Chapter 9: End-of-Life Issues — Read this only when you’re ready to face the final stages of your loved one’s ALS, not before. As ALS progresses, some medical questions will affect survival. The chapter also looks at planning for the last days, funerals and memorials, and handling grief.
“You, our dearest loved ones with ALS, you are the Teacher. You are teaching us lessons of life. To Live. To take each day and be strong. Never ever feel you are a burden. You are giving a meaning, a purpose to all of us, your families, to understand what it is to truly care, to love and to embrace your gentle beings and to understand. I thank you.”
“Suddenly your lives are turned upside down and there is more unknown than known.”
“I’ve been ill this week and not being able to give 110 percent really really scares me. If I won the lottery I’d make a place for all of the caregivers to go to, a warm, dark quiet comfortable spa where we could all go just to rest!”
“Long-term ALS survivors have somebody they love and who loves them. Survivors know they have great value to another person. They feel it’s their responsibility to do what it takes to continue to live because someone needs them.”
“Caregivers are our angels on earth. My wife, bless her, has been my sole caregiver for almost 18 years now.”
“My wife. I can’t even imagine what my life would be like right now without her. She lights up my life in ways she can’t even see.”

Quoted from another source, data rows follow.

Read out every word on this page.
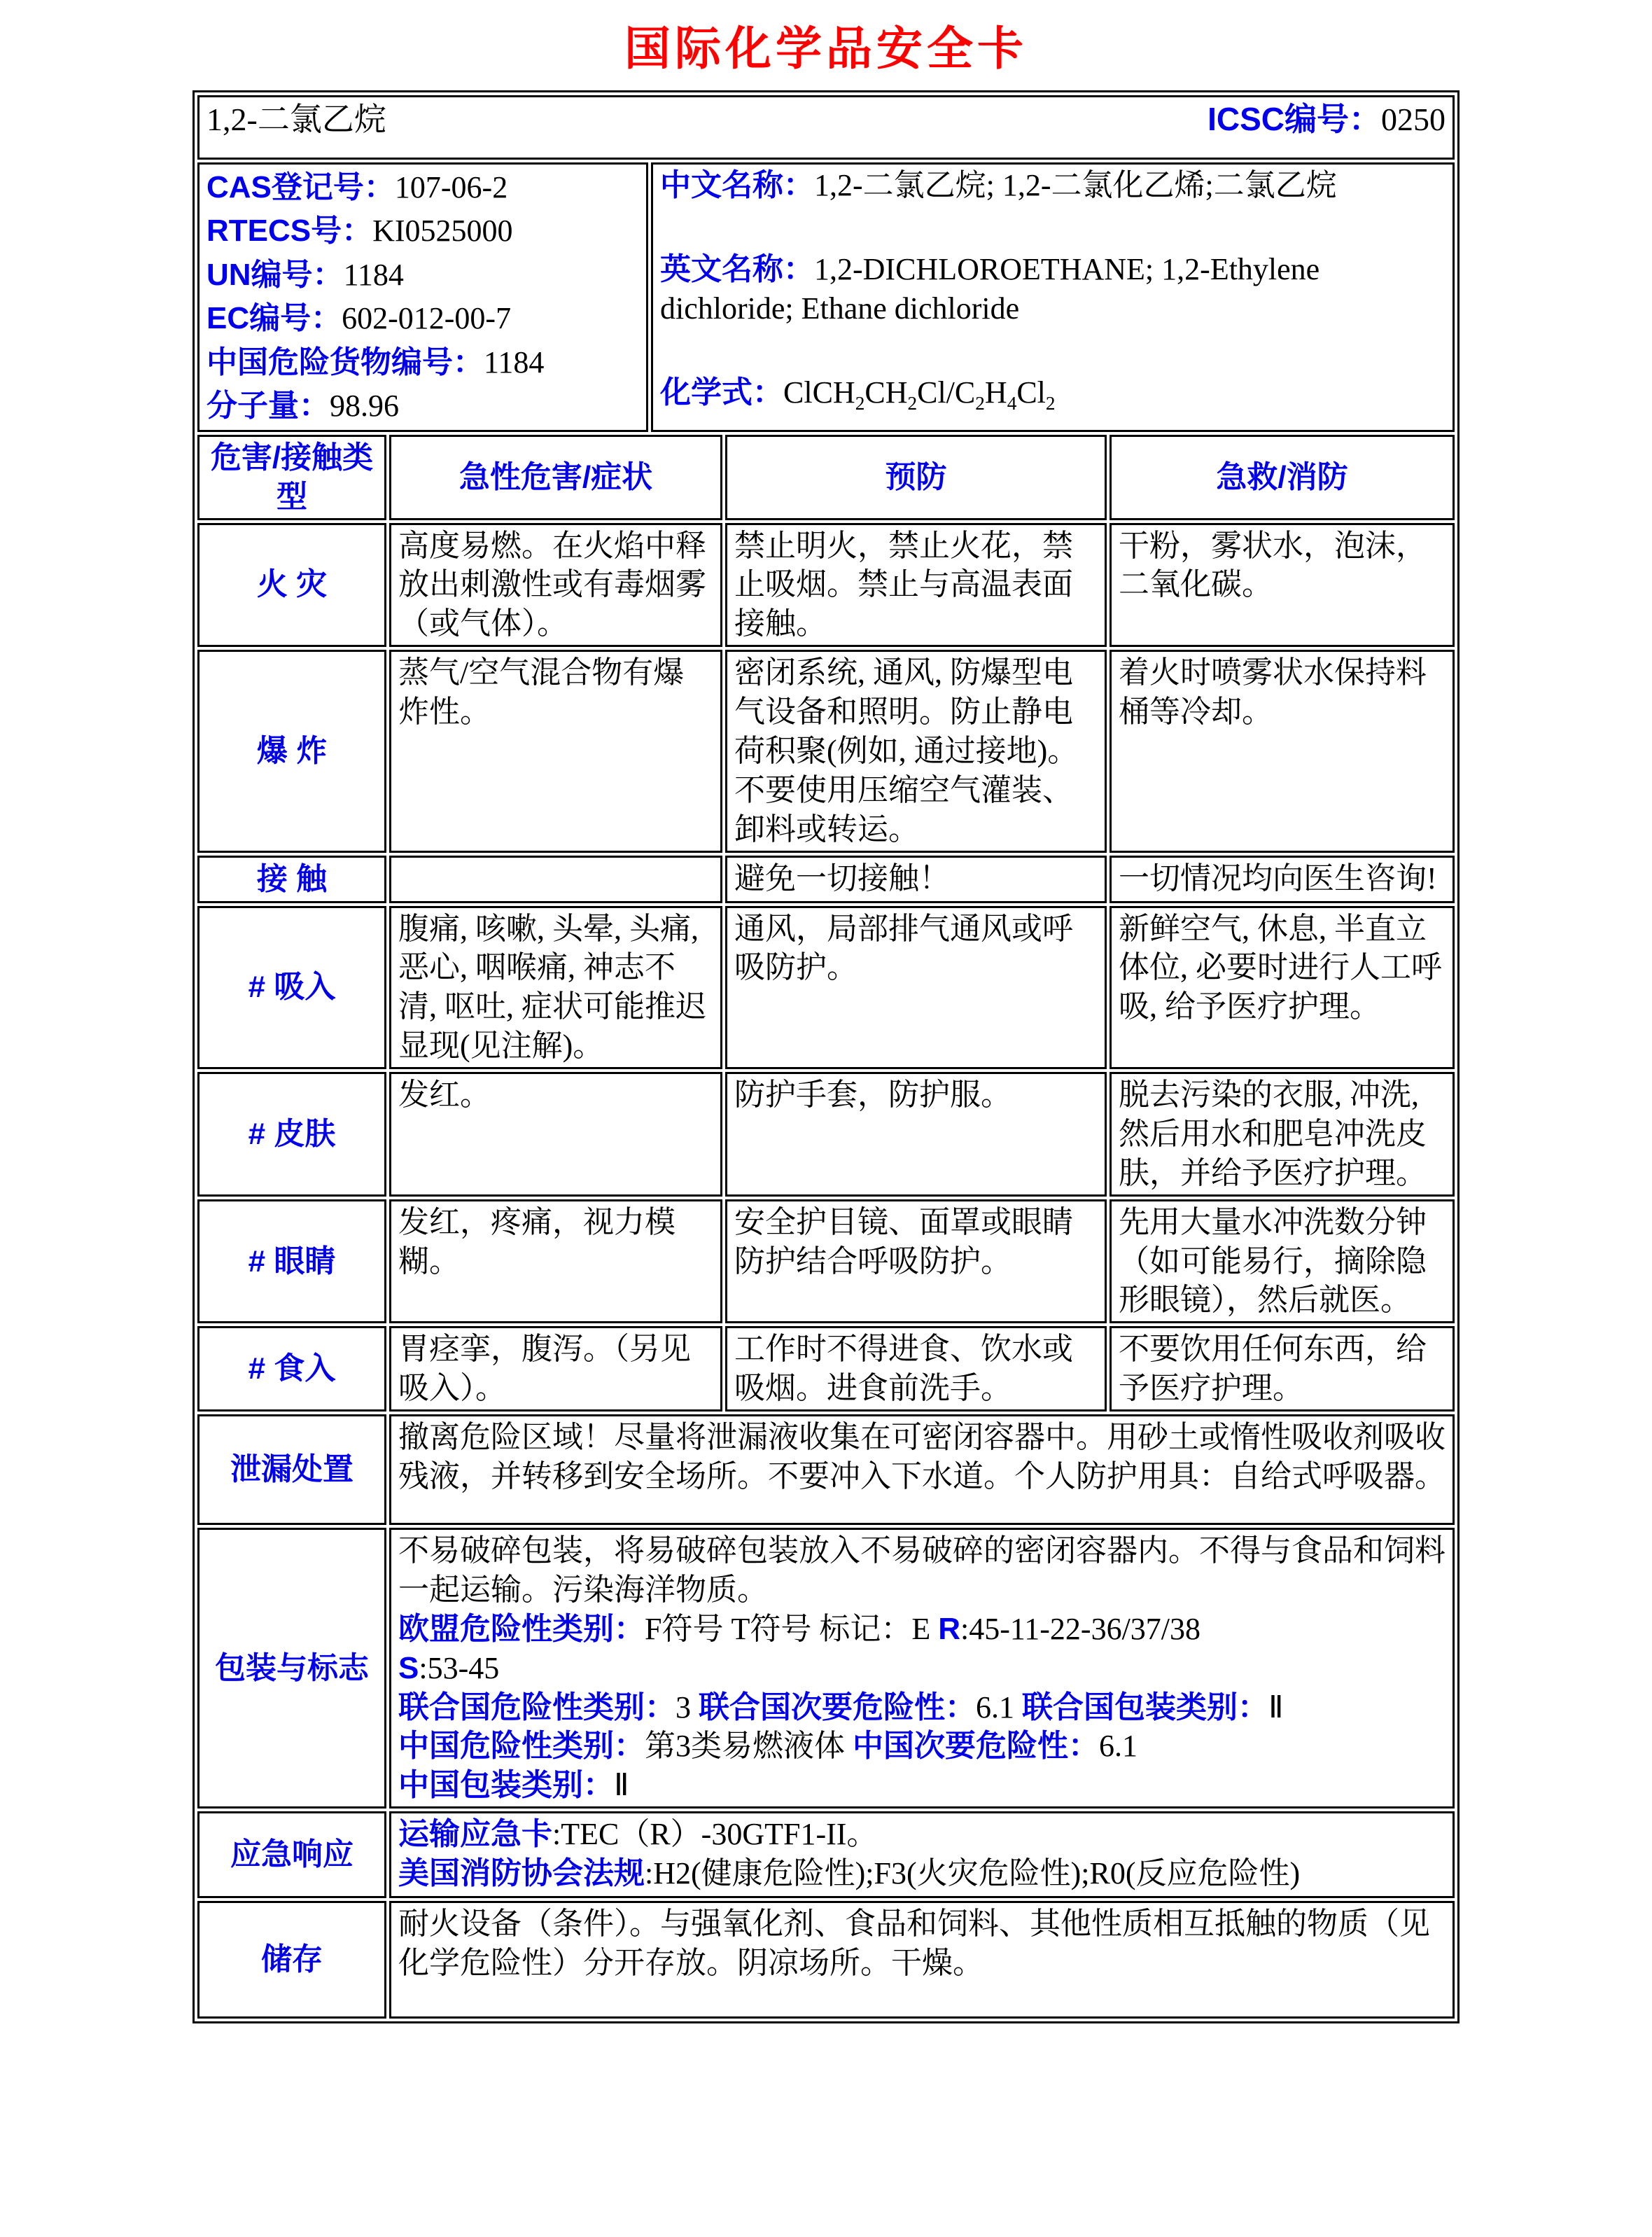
国际化学品安全卡
1,2-二氯乙烷 ICSC编号：0250				

CAS登记号：107-06-2
RTECS号：KI0525000
UN编号：1184
EC编号：602-012-00-7
中国危险货物编号：1184
分子量：98.96

中文名称：1,2-二氯乙烷; 1,2-二氯化乙烯;二氯乙烷
英文名称：1,2-DICHLOROETHANE; 1,2-Ethylene dichloride; Ethane dichloride
化学式：$ClCH_2CH_2Cl/C_2H_4Cl_2$

危害/接触类型	急性危害/症状		预防	急救/消防
火 灾	高度易燃。在火焰中释放出刺激性或有毒烟雾（或气体）。		禁止明火，禁止火花，禁止吸烟。禁止与高温表面接触。	干粉，雾状水，泡沫，二氧化碳。
爆 炸	蒸气/空气混合物有爆炸性。		密闭系统, 通风, 防爆型电气设备和照明。防止静电荷积聚(例如, 通过接地)。不要使用压缩空气灌装、卸料或转运。	着火时喷雾状水保持料桶等冷却。
接 触			避免一切接触！	一切情况均向医生咨询!
# 吸入	腹痛, 咳嗽, 头晕, 头痛, 恶心, 咽喉痛, 神志不清, 呕吐, 症状可能推迟显现(见注解)。		通风，局部排气通风或呼吸防护。	新鲜空气, 休息, 半直立体位, 必要时进行人工呼吸, 给予医疗护理。
# 皮肤	发红。		防护手套，防护服。	脱去污染的衣服, 冲洗, 然后用水和肥皂冲洗皮肤，并给予医疗护理。
# 眼睛	发红，疼痛，视力模糊。		安全护目镜、面罩或眼睛防护结合呼吸防护。	先用大量水冲洗数分钟（如可能易行，摘除隐形眼镜），然后就医。
# 食入	胃痉挛，腹泻。（另见吸入）。		工作时不得进食、饮水或吸烟。进食前洗手。	不要饮用任何东西，给予医疗护理。
泄漏处置	撤离危险区域！尽量将泄漏液收集在可密闭容器中。用砂土或惰性吸收剂吸收残液，并转移到安全场所。不要冲入下水道。个人防护用具：自给式呼吸器。			

包装与标志	
不易破碎包装，将易破碎包装放入不易破碎的密闭容器内。不得与食品和饲料一起运输。污染海洋物质。
欧盟危险性类别：F符号 T符号 标记：E R:45-11-22-36/37/38
S:53-45
联合国危险性类别：3 联合国次要危险性：6.1 联合国包装类别：Ⅱ
中国危险性类别：第3类易燃液体 中国次要危险性：6.1
中国包装类别：Ⅱ

应急响应	运输应急卡:TEC（R）-30GTF1-II。
美国消防协会法规:H2(健康危险性);F3(火灾危险性);R0(反应危险性)			

储存	耐火设备（条件）。与强氧化剂、食品和饲料、其他性质相互抵触的物质（见化学危险性）分开存放。阴凉场所。干燥。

Always remember that your primary resource on the ALS journey is MDA’s ALS Division. The staff at your local MDA office, your MDA clinic or MDA/ALS center can give you sound guidance. The families you meet at clinic and support groups are living this experience with you. Lean on them, learn from others, call them when you need to talk or need help; you’ll find others leaning on and learning from you, too.
The Muscular Dystrophy Association’s involvement with ALS began in the early 1950s when Eleanor Gehrig, widow of beloved Yankees first baseman Lou Gehrig, was searching for a way to fight the disease that had taken her husband’s life. Mrs. Gehrig served more than a decade as MDA national campaign chairman. As of July 2012, MDA has dedicated more than $307 million to ALS research, services and information programs.
MDA maintains a nationwide network of medical clinics, providing specialized medical services for people affected by any of the more than 40 neuromuscular diseases under MDA’s umbrella, including ALS. In addition, a number of clinics are designated as MDA/ALS centers.
MDA clinics and MDA/ALS centers are staffed by multidisciplinary teams of health professionals skilled in the diagnosis and medical management of ALS, including symptom control, medical interventions and therapies to help maintain the highest possible quality of life. MDA/ALS center teams may include neurologists, physiatrists, therapists (physical, occupational, speech, respiratory), nutritionists, social workers, pulmonologists, gastroenterologists and medical equipment specialists.